I'm sure this is a very basic differential equation but I cant figure out how to separate it to begin with.

$\frac{dy}{dx} = e^{x + y} + e^x\sin{x}$

2. Note that $e^{x+y}=e^{x}e^{y}.$ Then substitute $z=e^{y}.$ I think you'll find that the resulting DE is Bernoulli.

3. Thanks, thought it was that.

4. You're welcome. Incidentally, I don't think you'll be able to find a closed-form solution of this DE. That is, you'll still have integrals in your final solution, because there are no known antiderivatives for the integrals you get. That's ok. You still get an explicit solution (all the x's on one side), which is nice.

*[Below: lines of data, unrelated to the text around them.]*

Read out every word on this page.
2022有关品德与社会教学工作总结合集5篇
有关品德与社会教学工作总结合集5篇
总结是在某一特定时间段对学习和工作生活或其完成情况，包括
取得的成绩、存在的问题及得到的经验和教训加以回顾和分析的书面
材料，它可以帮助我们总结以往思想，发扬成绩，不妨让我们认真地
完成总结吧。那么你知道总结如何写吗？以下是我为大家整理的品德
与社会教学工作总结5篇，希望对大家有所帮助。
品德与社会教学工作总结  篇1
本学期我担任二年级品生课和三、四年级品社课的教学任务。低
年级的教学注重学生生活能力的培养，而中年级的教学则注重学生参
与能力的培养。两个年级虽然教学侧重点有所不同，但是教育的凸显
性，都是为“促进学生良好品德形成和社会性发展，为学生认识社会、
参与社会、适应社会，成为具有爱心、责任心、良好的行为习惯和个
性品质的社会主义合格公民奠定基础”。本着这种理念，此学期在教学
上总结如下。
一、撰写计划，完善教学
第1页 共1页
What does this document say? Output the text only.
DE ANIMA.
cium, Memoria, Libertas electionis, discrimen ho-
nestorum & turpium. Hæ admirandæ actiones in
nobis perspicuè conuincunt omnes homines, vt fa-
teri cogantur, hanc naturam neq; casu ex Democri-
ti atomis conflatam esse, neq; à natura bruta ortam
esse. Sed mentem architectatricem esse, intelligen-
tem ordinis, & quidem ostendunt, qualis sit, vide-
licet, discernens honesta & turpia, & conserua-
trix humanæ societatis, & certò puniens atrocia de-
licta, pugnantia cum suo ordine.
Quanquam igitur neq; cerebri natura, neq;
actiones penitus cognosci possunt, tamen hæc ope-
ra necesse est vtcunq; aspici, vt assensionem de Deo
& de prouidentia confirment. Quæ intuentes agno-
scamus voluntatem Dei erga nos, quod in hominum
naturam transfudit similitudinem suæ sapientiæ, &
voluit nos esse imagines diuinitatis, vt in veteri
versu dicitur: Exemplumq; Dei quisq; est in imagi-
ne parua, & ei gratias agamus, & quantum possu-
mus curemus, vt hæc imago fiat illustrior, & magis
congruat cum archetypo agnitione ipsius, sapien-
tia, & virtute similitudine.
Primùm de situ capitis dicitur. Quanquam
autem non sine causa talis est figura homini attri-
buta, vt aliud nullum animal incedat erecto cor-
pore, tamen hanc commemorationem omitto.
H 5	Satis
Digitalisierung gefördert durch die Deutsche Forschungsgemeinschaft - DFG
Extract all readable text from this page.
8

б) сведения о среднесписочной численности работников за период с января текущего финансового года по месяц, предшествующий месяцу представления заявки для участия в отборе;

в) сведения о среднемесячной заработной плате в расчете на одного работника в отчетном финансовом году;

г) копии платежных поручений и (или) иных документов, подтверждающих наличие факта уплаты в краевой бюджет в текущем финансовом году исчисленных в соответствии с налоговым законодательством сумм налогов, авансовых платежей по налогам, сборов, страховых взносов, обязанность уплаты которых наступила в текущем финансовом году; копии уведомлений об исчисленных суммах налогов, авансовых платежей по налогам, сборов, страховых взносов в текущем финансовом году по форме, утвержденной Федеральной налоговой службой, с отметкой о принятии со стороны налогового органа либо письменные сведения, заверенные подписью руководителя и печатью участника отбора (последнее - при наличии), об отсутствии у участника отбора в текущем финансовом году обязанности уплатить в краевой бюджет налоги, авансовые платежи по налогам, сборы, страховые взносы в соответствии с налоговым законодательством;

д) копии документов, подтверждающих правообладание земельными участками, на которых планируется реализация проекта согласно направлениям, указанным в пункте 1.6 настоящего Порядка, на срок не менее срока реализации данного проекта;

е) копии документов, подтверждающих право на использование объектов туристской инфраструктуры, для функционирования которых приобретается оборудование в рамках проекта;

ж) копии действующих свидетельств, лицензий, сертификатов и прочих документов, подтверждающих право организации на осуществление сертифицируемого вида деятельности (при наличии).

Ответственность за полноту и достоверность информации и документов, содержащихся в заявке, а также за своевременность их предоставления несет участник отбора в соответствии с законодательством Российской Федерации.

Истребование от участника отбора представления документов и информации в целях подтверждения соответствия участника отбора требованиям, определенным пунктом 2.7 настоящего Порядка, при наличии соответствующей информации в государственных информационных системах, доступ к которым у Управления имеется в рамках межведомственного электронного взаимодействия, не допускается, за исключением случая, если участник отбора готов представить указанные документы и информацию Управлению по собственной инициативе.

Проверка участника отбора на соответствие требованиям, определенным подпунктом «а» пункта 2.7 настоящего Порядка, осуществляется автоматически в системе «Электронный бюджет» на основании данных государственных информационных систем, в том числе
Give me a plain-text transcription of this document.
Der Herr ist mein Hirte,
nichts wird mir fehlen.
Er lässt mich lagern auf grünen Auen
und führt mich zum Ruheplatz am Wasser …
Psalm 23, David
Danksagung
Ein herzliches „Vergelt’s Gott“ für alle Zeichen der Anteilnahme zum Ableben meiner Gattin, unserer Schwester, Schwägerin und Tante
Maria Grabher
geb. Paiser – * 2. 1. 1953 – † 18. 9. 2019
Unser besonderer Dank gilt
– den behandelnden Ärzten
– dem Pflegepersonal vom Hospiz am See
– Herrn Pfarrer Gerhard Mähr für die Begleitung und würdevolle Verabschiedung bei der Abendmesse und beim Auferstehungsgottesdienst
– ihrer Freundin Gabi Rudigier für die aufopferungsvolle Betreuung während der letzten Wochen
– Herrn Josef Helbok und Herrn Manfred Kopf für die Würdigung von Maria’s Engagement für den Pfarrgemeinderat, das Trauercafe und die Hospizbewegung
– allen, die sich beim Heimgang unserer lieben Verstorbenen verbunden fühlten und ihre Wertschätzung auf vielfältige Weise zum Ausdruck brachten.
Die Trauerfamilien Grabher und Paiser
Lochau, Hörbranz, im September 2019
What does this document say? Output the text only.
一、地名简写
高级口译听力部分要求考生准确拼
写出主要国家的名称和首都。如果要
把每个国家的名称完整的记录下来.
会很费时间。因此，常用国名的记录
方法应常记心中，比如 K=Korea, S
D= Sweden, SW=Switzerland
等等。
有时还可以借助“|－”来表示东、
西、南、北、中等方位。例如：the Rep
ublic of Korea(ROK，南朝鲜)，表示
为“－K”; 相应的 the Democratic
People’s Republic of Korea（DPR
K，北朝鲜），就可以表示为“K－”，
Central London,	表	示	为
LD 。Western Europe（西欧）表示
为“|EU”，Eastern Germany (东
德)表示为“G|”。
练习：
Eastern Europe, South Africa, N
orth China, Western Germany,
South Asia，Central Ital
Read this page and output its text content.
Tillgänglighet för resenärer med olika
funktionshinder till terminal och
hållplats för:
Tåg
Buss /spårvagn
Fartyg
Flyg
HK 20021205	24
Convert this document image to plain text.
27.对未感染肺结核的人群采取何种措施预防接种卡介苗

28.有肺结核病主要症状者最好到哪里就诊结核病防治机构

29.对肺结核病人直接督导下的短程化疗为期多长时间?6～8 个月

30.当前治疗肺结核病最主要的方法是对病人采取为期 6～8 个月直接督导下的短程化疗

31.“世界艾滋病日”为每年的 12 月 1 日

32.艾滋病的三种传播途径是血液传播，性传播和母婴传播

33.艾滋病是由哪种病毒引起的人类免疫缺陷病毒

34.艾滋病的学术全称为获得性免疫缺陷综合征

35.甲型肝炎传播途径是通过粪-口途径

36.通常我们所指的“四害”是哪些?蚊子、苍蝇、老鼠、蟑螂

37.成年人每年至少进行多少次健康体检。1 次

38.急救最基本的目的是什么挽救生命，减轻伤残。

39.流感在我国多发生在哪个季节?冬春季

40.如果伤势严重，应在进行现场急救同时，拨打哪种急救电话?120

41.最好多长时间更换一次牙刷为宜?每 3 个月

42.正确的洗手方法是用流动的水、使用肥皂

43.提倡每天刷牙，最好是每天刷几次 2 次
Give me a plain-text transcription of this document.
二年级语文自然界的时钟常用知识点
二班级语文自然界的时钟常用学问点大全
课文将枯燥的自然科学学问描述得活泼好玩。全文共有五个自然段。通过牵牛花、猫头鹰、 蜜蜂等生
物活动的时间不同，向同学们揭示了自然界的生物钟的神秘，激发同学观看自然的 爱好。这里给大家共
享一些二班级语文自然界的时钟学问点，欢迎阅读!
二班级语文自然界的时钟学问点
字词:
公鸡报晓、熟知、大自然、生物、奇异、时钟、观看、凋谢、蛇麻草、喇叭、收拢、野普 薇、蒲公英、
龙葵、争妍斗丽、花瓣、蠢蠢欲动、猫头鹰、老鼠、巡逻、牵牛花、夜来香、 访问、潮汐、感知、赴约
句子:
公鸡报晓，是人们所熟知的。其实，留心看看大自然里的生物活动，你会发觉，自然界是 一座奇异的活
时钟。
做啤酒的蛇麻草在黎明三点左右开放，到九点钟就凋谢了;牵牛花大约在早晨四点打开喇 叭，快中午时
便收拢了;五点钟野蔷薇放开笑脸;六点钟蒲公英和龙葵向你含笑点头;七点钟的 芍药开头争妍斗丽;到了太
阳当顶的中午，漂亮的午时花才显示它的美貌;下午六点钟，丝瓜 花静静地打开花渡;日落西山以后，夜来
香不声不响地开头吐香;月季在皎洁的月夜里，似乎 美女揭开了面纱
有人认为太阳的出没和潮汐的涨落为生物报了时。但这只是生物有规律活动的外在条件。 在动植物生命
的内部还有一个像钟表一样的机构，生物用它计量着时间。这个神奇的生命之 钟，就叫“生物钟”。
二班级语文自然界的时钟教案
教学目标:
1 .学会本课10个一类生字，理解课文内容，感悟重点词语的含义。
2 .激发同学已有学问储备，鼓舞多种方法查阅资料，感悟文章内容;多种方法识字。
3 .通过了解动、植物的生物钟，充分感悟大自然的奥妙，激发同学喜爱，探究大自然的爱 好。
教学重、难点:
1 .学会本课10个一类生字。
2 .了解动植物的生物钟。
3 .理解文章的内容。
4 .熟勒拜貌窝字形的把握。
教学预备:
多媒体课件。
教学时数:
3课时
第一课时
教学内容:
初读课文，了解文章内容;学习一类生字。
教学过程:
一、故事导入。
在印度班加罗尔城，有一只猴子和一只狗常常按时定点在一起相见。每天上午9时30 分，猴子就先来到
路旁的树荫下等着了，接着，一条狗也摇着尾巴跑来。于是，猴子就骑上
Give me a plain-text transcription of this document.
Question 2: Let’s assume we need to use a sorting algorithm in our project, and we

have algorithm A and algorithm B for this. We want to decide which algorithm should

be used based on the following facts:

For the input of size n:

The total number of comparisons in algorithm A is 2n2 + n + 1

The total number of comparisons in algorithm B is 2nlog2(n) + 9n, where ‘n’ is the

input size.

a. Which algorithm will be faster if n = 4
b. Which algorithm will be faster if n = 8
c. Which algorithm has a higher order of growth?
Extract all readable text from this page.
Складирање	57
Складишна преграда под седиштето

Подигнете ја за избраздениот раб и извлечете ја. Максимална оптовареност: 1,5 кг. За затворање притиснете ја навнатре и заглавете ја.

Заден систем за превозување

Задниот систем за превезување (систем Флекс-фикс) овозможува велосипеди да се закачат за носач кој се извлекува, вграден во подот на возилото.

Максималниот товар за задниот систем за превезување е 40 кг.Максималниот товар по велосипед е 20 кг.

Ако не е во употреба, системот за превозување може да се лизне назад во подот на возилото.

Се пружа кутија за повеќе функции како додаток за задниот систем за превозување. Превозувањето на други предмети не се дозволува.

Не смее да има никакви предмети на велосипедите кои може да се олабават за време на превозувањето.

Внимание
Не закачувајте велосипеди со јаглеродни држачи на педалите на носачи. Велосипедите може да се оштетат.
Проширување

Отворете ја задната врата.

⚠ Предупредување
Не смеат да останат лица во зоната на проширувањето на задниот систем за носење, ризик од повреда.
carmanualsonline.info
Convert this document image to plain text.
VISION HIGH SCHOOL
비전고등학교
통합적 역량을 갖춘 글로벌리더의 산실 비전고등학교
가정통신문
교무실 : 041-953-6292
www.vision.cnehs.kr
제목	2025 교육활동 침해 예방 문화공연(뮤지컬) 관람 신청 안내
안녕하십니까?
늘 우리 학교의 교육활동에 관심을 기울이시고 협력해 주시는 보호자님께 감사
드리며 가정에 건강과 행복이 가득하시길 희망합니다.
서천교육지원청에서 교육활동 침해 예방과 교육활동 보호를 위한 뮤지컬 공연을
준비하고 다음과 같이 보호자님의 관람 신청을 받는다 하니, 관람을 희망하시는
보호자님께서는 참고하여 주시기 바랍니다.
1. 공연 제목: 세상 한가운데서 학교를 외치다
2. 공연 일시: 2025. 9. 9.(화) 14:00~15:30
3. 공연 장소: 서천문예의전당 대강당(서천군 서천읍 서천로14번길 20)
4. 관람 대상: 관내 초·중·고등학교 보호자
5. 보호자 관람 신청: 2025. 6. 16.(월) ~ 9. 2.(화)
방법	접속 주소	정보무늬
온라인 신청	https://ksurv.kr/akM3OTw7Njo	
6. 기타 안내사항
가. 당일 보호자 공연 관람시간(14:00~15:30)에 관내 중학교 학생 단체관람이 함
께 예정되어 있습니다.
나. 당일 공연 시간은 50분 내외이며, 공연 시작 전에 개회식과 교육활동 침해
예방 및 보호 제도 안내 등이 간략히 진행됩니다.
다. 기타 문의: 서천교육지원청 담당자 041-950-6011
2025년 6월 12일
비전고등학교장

5. Oh sorry I mistyped the problem in the OP, it's actually:
$\frac{dy}{dx} = e^{x + y} + e^y\sin{x}$
from which I get...

$\int \frac{dy}{e^{2y}} = \int e^x + sinx dx$

$\frac{e^{-2y}}{2} = e^x - cosx$
and finally...

$2y = \ln{\cos{x}} - x$

Is that correct?

6. The two sign errors that you made evidently corrected themselves in your final answer. Don't forget the constant, too.

[EDIT]: Also, I don't think you're handling the factor of 2 correctly.